I honestly thought we would go in, they would check me out and then send me home with orders to call them if the cramping and nausea comes back.  Not so much.  Instead the plan is to put me on medication to slow down the contractions and steroids to beef up the baby’s lungs in case we’re not able to stop labor from proceeding.  It wasn’t really sinking in what was going on until the doctor started telling me about how my baby was most likely viable at this age, but if she was born now, she would go straight to the Neonatal Intensive Care Unit.

Since I was admitted Sunday night, the baby’s heart-rate has remained steady, and so have the contractions.  It still strikes me as extremely weird that I can’t feel the contractions.  I’m hoping that bodes well for delivery.  The baby also continues to be very active, which makes me feel good.

They are going to check me again in the morning to see if dilation has stopped or continued.  If it stopped, I get to go home with orders to stay off my feet.  If dilation has continued, I may be in here a while.

Baby seems to be active and feisty and raring to get on with life, which I think will be helpful to her if she is born with a hurdle to overcome – such as being premature.  I hope she can settle down and wait a few weeks and use that exuberance for getting on with life a little later.

bird-2

I’m Still Here

I’m Still Here

I’m still here and still very pregnant.  The move went as well as, or even better than expected.  We had one group of friends and family members show up on Saturday morning and the worked till about 8 that night moving the big items and most of the boxes – and a second group of people showed up the next day to get the last little bits and seriously scrub down the old apartment.  I was really concerned about how I was going to be able to do all that scrubbing.  Instead it was two days of people telling me to “SIT DOWN!” Yes, I know I’m not supposed to be carrying big stuff around when I’m this pregnant.  But it’s really hard to sit there and watch other people clean my home.  It just doesn’t feel right.
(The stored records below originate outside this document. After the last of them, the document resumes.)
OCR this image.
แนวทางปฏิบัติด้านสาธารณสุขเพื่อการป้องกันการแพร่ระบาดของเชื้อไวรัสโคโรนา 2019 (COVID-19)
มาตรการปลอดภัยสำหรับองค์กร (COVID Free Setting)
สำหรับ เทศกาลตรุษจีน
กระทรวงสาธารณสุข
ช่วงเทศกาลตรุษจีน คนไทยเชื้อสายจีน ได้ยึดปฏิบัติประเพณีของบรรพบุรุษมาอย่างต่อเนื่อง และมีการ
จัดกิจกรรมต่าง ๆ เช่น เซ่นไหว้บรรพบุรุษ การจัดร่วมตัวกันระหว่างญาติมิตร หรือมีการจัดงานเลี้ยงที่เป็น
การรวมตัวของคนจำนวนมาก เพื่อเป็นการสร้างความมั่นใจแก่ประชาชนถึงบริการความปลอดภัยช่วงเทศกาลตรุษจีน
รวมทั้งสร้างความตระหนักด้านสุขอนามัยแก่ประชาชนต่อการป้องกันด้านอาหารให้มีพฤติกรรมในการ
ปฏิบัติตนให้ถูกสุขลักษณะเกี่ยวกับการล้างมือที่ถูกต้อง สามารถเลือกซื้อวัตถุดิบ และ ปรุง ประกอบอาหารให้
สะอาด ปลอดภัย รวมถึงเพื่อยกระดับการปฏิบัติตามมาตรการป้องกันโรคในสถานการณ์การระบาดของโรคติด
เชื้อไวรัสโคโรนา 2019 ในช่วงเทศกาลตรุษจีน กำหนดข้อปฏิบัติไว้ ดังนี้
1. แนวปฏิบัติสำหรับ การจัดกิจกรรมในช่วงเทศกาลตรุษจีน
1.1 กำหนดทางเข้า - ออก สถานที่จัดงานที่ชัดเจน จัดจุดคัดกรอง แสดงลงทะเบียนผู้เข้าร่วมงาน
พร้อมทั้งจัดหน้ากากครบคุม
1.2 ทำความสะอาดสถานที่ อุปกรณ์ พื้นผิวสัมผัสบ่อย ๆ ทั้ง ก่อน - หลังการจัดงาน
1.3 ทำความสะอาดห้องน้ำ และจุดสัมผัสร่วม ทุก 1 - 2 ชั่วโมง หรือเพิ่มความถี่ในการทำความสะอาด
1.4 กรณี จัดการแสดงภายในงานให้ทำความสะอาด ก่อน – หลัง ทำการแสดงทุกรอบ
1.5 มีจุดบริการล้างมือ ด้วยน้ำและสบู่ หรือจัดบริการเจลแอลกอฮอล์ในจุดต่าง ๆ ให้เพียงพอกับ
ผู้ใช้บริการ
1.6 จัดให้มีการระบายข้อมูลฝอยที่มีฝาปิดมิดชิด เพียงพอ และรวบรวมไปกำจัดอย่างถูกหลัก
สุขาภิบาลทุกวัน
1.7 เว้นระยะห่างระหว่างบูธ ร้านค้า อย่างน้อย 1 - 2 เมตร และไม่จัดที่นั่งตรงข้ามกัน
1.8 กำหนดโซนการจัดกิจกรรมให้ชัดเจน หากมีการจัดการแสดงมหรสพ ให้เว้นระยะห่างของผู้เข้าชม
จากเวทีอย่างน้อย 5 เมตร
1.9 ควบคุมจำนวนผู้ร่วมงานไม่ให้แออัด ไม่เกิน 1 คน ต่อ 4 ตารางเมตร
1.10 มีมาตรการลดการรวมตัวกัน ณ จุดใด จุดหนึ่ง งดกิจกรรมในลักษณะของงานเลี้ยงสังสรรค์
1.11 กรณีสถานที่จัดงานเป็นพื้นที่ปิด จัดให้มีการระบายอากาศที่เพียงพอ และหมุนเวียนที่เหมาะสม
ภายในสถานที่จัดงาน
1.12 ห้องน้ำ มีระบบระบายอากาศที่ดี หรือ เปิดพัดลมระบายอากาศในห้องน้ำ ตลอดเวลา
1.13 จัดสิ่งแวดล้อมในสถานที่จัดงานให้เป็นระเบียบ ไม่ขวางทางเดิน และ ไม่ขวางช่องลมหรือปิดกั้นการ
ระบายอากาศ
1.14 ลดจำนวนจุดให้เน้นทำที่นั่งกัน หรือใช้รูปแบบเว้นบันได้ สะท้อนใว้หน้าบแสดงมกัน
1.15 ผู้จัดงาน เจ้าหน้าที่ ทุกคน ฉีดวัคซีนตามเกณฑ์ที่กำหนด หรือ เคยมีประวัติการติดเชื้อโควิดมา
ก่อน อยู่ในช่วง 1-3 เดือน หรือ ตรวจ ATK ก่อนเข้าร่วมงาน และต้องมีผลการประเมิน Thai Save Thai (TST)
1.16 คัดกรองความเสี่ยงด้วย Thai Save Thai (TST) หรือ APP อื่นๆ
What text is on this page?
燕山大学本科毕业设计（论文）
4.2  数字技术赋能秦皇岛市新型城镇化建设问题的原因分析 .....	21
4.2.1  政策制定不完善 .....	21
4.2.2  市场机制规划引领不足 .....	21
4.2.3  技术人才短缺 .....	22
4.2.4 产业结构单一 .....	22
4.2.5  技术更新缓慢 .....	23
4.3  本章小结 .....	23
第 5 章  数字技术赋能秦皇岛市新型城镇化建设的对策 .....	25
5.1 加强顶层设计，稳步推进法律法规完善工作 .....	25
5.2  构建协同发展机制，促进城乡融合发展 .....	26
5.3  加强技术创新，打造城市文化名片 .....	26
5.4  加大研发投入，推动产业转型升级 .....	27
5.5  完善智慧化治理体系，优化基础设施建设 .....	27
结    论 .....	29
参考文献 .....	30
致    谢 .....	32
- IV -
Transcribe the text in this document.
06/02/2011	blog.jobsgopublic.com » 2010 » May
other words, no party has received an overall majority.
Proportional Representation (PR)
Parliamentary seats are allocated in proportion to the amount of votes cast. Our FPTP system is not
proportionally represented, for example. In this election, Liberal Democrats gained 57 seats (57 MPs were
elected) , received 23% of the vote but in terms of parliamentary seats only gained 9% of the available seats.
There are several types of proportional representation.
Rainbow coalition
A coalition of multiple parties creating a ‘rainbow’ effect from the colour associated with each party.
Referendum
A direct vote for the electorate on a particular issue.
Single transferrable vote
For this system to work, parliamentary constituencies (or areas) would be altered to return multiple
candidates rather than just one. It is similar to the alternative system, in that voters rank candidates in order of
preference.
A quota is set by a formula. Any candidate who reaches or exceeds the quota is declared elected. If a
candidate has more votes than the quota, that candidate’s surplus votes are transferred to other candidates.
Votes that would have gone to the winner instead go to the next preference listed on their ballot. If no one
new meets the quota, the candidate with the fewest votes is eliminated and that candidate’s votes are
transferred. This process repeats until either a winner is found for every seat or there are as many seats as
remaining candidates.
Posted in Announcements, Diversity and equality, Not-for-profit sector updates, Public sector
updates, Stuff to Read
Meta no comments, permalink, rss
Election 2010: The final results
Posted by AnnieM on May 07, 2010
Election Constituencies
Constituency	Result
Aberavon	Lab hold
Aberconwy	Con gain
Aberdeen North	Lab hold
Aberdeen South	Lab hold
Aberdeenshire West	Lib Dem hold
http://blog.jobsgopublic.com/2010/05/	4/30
The new place is a little bit bigger than the old one with a nice big balcony and hook-ups for a washer and dryer.  Mom found a used washer and dryer in great shape at an estate sale for $100 so we’re in business.  No more carting loads of laundry two full blocks to get them washed.  On the downside, the kitchen is tiny, tiny, tiny, so I’ll be looking for interesting places around the house to hide the non-perishables that wont fit in the kitchen.  And no dishwasher.  But the fridge is nice and big.  Oh the joys of institutional living.

I’m a little disgusted with the downstairs neighbor with the loud music, empty beer cans littered around his front and back door, and the fact that twice in the past week my entire apartment has smelled like pot (not that I would know what that smells like…).  But all the other neighbors seem to be really nice.  You have to have kid’s to live in this apartment complex, so I’m surrounded by other parents.  I’m looking forward to making friends with people with kids.  It’s so weird that my none of my local in-the-flesh friends have kids.

The biggest frustration we’ve had at the new place is the fact that we still don’t have internet access.  That will not be installed until Thursday.  In the meantime, I lug my laptop down to the local wifi cafe, stick my pregnant belly out as far as I can, and hover like a vulture until someone gets creeped out and decides to let glaring fat lady have their table.  Then I sit down, wait forever for windows to load, and then do my homework as fast as I can and hopefully get it all done before my battery dies.  Return home, recharge battery, repeat, until I need a nap.

I hope to get back to a more regular posting schedule after I have internet access at home.  Hope all is well with you.

bird-1

Moving Day

Moving Day

cardboard,
tape, knife
sharpie;
colorful life
packed
in brown boxes

moving

Not that I didn’t have enough going on what with the pregnancy and sinus issues and papers due at school, but I just thought I’d let you know that we’re moving this weekend.

Yay! Really, it is a good move, I just don’t want to do all that work.

Just so ya know, I may not be posting much for a while. I’ve got my hands full.